As part of a new project from PhD student Andrew Xu and computer science faculty Dr. Jacob Biehl and Dr. Adam Lee, cameras are popping up throughout the 5th and 6th floors of Sennott Square to investigate how public spaces are used.
Xu explained that the monitoring is done using USB webcams that are set up around high-traffic areas of the building, such as the elevator lobby on the 6th floor. The cameras are then connected to small, powerful systems called Nvidia Jetsons that use computer vision to extract data from the webcam about space usage. Though the data collected is visual, the data output leaves figures entirely unrecognizable.
“[This project] runs against another fundamental challenge of any type of technology in space, which is around privacy and security. The techniques that he (Xu) is using are computer vision based,” Biehl said. “All of the processing happens on that device and the only thing that the device transmits is information on occupancy. In particular, you can’t tell faces, you can’t tell identities — you can’t tell much other than use.”
A sample of the sensor output captured by the project.
The project, which has been approved by Pitt’s Internal Review Board, ensures that signage appears in every area being monitored, allowing passerby to know that the area is part of an active research project.
Xu said he initially conceived of the project during the fall 2020 semester, when he first came to Pitt in the midst of large changes in the academic world due to the pandemic. He wanted to answer the question of if and how people would change the way they utilize space if they had access to the data on how others use that same space. However, Xu said the implications of their research extend beyond usage due to COVID-19 in an academic setting.
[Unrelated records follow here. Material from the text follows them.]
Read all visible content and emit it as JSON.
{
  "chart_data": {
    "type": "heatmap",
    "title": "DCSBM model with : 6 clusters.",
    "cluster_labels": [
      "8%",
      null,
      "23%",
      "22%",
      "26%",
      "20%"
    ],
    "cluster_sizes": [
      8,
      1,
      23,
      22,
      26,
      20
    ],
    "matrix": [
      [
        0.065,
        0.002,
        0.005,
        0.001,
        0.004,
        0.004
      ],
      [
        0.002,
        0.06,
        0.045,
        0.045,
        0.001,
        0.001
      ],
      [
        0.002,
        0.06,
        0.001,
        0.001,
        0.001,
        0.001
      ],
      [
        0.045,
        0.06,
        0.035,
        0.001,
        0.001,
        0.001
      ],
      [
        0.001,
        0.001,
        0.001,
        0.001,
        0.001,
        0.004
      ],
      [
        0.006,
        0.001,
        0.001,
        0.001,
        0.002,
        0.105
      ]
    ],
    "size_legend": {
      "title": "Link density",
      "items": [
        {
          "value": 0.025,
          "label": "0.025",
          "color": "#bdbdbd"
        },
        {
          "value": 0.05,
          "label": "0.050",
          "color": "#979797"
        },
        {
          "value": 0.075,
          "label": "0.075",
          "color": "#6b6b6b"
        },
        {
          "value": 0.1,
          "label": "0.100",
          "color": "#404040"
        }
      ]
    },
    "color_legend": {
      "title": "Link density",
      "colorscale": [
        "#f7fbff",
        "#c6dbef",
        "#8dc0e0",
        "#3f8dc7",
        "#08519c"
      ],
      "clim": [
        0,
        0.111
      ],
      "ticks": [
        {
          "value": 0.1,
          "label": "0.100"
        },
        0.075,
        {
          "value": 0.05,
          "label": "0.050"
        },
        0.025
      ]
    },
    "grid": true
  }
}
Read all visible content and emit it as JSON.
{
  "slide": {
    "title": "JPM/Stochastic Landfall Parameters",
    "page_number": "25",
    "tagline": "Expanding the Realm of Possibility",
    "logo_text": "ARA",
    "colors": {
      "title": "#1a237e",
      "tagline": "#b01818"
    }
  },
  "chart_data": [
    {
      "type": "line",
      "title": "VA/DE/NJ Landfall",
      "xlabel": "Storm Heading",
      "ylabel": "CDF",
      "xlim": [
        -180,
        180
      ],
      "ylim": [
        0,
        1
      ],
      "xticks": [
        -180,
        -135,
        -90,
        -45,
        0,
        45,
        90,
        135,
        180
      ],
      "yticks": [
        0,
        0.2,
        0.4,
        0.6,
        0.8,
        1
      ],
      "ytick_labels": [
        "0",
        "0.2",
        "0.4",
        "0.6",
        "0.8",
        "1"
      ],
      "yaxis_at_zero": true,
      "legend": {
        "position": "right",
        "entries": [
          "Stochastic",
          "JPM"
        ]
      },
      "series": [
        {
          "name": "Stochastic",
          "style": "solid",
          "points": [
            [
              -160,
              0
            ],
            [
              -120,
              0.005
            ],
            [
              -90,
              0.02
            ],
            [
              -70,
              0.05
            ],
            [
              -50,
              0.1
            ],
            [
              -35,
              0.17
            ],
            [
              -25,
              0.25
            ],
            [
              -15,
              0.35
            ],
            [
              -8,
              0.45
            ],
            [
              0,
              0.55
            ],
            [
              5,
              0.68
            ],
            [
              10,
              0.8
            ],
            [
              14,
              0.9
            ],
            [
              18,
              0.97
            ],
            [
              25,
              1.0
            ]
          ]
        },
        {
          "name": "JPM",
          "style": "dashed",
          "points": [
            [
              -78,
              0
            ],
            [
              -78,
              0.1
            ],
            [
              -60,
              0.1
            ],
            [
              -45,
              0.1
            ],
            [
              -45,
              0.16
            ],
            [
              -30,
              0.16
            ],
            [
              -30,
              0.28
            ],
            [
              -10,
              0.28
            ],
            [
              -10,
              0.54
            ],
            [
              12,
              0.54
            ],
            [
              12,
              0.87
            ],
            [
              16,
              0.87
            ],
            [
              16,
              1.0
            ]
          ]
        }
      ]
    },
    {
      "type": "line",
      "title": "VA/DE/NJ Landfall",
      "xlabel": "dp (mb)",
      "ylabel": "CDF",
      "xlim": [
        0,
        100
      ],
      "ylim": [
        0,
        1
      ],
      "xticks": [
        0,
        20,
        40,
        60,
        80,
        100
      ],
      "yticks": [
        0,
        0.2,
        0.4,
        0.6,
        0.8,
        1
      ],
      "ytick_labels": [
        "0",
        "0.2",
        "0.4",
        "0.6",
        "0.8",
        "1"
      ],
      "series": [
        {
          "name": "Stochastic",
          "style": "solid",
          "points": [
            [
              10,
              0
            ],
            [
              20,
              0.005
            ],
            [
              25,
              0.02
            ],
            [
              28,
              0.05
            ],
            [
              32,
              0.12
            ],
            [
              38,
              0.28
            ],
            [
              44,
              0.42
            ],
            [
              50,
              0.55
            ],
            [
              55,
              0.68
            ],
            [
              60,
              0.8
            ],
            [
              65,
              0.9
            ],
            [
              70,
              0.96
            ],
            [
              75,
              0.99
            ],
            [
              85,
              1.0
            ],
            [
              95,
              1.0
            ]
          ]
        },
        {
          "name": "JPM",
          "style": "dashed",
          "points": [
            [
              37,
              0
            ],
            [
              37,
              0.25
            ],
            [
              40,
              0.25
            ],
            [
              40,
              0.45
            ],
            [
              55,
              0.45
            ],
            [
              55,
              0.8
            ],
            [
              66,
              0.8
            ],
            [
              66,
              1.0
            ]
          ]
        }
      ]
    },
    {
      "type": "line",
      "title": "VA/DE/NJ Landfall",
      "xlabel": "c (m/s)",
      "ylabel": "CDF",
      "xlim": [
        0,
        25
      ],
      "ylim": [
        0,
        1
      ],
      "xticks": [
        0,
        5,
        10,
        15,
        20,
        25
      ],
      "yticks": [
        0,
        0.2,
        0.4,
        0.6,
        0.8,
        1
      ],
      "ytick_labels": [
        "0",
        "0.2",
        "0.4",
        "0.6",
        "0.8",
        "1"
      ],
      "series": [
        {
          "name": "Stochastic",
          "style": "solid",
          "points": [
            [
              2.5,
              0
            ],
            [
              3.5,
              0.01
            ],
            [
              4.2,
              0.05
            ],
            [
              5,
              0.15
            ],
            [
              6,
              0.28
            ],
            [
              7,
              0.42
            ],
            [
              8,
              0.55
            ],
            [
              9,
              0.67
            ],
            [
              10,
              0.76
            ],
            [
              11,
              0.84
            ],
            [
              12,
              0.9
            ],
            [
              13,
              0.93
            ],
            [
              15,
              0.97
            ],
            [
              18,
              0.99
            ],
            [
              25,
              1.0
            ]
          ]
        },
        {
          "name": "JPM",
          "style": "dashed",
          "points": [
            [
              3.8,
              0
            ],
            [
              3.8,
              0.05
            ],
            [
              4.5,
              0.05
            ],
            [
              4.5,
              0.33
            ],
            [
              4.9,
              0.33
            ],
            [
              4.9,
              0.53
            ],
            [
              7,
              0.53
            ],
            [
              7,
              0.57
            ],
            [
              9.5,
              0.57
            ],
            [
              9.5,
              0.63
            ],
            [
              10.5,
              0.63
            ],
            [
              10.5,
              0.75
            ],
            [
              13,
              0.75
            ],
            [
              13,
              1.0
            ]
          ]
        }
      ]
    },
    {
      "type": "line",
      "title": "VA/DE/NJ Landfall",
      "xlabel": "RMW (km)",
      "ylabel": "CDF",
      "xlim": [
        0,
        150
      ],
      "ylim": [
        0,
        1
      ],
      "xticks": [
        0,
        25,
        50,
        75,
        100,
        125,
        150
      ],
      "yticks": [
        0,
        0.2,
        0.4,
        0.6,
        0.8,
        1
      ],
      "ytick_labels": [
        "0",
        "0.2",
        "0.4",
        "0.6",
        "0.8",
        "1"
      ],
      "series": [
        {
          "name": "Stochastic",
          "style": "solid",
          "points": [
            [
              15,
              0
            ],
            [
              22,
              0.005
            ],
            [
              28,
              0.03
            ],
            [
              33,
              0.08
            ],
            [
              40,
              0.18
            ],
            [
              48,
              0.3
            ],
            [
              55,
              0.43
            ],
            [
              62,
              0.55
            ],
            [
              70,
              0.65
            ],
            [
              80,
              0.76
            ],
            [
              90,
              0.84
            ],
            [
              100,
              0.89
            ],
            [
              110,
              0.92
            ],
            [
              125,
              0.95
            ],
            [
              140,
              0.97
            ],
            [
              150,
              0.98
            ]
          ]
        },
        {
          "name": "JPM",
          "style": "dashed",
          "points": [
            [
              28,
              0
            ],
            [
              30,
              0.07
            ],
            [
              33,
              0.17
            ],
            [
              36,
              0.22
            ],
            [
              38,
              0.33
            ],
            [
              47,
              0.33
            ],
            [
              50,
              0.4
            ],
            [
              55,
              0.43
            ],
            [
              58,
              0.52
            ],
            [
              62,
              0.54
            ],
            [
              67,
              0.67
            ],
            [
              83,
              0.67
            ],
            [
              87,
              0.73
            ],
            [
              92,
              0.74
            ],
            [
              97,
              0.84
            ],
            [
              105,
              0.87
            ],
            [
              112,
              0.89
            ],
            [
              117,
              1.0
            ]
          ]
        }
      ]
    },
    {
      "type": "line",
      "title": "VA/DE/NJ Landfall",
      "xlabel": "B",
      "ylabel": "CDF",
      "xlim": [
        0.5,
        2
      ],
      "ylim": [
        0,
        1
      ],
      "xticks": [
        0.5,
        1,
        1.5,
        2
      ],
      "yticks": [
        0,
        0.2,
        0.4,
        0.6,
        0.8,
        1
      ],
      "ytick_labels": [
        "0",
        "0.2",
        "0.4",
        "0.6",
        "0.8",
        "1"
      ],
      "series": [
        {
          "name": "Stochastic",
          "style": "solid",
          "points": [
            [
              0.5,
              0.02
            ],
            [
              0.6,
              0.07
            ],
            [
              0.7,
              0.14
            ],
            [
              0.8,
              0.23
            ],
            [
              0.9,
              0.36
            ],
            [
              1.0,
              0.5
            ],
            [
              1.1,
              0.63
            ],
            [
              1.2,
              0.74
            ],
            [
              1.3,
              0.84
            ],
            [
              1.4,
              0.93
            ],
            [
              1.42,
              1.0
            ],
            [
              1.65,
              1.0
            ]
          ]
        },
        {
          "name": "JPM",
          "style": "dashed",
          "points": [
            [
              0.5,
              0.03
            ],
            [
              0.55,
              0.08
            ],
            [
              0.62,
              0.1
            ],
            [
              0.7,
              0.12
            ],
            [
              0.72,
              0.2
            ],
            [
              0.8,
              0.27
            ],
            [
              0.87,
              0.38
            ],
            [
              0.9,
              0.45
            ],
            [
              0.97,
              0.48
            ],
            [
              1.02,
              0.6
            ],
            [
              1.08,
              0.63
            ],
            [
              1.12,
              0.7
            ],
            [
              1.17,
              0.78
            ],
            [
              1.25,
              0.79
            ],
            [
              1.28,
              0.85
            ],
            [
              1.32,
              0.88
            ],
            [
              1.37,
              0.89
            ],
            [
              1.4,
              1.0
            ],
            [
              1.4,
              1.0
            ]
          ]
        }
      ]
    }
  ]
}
“Let's say you're a student and you know that this particular area is high traffic and you want a more quiet study area. If you see that information about the current room you're in, you’re going to be like ‘Okay, maybe I’ll find somewhere else,’” He said. “That's one potential application of our research if it works out.
According to Dr. Biehl, the motivations he and Xu have for monitoring space use are informed by COVID-19 in both the short term and long-term. Short-term uses of spatial monitoring can help inform members of the University about the spread of COVID-19 and the importance of social distancing, while the long-term impacts COVID-19 has on the way people use space can similarly be monitored using this research.
“It was during the pandemic [that] we were kind of confronted with this observation that the University was making all these rules about how space should be utilized in the context of COVID,” Biehl said.
The short-term need for monitoring space came from social distancing and other regulations imposed by the University due to the COVID-19 pandemic. Biehl said that one of the ideas behind the project was to understand how well certain policies were being honored. Using artificial intelligence to monitor these spaces can also serve to reduce the cost of a policy audit that would otherwise have to be done using human labor.
“You can’t say a policy doesn’t work if it’s not being followed,” Biehl said. “We thought; ‘are there technology solutions to this where we can automate it?’ That’s the value of almost all computation is that you can take processes that are really expensive either for a machine to do, or, particularly, a human to do and then allow a machine to do it much cheaper.”
The long-term implications of the project are informed by the way work is changing due to COVID-19 and shifting models of labor. Biehl and Xu predict that hybrid work will remain after the major effects of COVID-19 are a thing of the past and, therefore, spaces that were originally designed to be used by all of their intended occupants — including students, faculty, and staff — every day will need to be rethought in a world where many people are physically present in these spaces for less time.
“Because the world is changing to a much more dynamic model of work, spaces themselves are going to become much more dynamic and we won’t be able to manage that if we can’t measure it,” Biehl said.